Founder & CEO, Keynote Speaker, Entrepreneur, Recipient of Comparably’s Best CEO ’17
July 28th, 2012
When we think of marketers and market research, we tend to think of two-way mirrors and focus groups. We think about extensive planning. We think “expensive”. But thanks to the Internet, no matter what your budget may be, you can still conduct great market research online without the need for expensive marketers or marketing teams.
Conducting your own marketing research is important for a number of reasons:
Before you get down to the business of researching, you’ll want to get the following tasks accomplished first:
Identify what you’re trying to figure out or what you want to know
Write up a draft with all of your questions and your hypothesis on how you think people will respond
Locate the “right people” to be used for your research (you can do this based on information you’ve obtained through your CRM, through social media, site/blog visitors, etc.)
Figure out how you should best present your questions (Through Twitter? A survey? An online poll?)
Analyze the information
Surveys are, by far, the most popular way to conduct online research. They can also be the most complicated, so we’ll get into how to do them and how NOT to do them.
Start off by choosing the right software to conduct the surveys. Sites like Zoomerang or SurveyMonkey are great since they also offer reporting options that can easily be exported for your own personal use. Though the reporting is mostly quantitative, you can make use of other third party tools for a more in depth qualitative analysis, enlist in the help of an inbound marketing agency, or try out Google’s “Consumer Surveys” tool that gives you more aggregated responses. The downside: It’ll cost you $0.10 per response, but when it comes to marketing expenditures, that price is well worth the information you’re getting in return.
When coming up with questions for your survey, make sure that you’re only asking the questions that need to be asked. The longer your survey is, the higher the abandonment rate will be, so keep it short and sweet.
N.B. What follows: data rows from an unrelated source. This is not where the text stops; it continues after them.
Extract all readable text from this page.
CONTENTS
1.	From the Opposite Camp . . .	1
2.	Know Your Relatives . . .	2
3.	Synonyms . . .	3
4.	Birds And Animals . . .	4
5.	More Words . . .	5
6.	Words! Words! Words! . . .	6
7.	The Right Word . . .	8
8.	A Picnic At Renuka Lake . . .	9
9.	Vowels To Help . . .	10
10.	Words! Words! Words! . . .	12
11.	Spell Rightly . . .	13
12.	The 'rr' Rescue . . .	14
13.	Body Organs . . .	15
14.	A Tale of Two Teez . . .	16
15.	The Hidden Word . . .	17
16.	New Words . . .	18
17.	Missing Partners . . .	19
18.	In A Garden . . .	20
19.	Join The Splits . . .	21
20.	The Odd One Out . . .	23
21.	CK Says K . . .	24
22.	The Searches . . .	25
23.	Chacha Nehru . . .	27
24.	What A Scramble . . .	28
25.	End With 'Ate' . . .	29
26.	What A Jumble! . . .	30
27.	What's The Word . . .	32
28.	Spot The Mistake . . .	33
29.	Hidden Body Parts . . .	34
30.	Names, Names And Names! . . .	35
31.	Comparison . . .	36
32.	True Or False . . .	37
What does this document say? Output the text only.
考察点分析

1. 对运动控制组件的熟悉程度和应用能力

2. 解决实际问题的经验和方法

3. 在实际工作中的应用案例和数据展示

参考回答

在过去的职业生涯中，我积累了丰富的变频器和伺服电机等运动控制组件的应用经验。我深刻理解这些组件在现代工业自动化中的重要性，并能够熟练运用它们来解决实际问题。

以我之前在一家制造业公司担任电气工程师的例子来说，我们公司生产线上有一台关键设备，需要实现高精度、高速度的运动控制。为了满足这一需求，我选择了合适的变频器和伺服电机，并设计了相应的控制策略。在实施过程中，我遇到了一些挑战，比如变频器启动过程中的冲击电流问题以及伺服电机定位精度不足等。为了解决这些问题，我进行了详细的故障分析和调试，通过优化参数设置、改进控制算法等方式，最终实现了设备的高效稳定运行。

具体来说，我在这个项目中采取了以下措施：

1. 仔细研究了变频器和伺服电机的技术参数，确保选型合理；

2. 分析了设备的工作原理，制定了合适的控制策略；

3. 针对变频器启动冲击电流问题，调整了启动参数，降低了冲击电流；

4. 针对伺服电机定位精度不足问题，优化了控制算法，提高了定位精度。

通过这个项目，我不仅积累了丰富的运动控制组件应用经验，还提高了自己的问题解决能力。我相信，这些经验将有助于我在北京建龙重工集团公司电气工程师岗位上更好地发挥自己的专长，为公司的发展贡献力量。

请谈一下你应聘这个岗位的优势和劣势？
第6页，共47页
TIP: To help reduce an abandonment rate, inform people upfront how long the survey should take and provide a progress bar at the bottom of each page of the survey that shows how much longer a participant may expect to spend on the survey.
When creating your questions, keep in mind whether you’re going for a quantitative response or a qualitative response. In general:
Qualitative questions ask “what”, “why”, or “how do you…”
Quantitative questions ask “which”, “how many” or “how often”
Polls are great for quantitative data and often have the best turnout when it comes to research. The reason behind this is simple: taking a poll can take about one second to complete, so people think, “Why not?” Again, keeping things as short and sweet as possible will ensure a greater turn out than using lengthy research processes.
Social media is a great resource when it comes to getting feedback and free marketing information. Social networking sites like Twitter and Facebook are arguably the best ways of getting qualitative information in a very short period of time. Facebook and Twitter allows you to create lists that you may want to use for market targeting, Google+ has the “Circles” functionality, and LinkedIn is even getting in on this by offering better content targeting functions.
Use Public Records
A good way to get started with any sort of marketing research is to use records that already exist and may apply to marketers and companies. Gathering information from government sites and census bureaus are a good place to start, though use Google and other search functions to look up news stories form the area you’re interested in obtaining information in for more statistical and background information.
Conducting research on your own may result in a smaller sample size, but using tools like online surveys, polls, social media and public records is a fantastic less expensive alternative that may even provide you with more relevant results than large-scale research reports.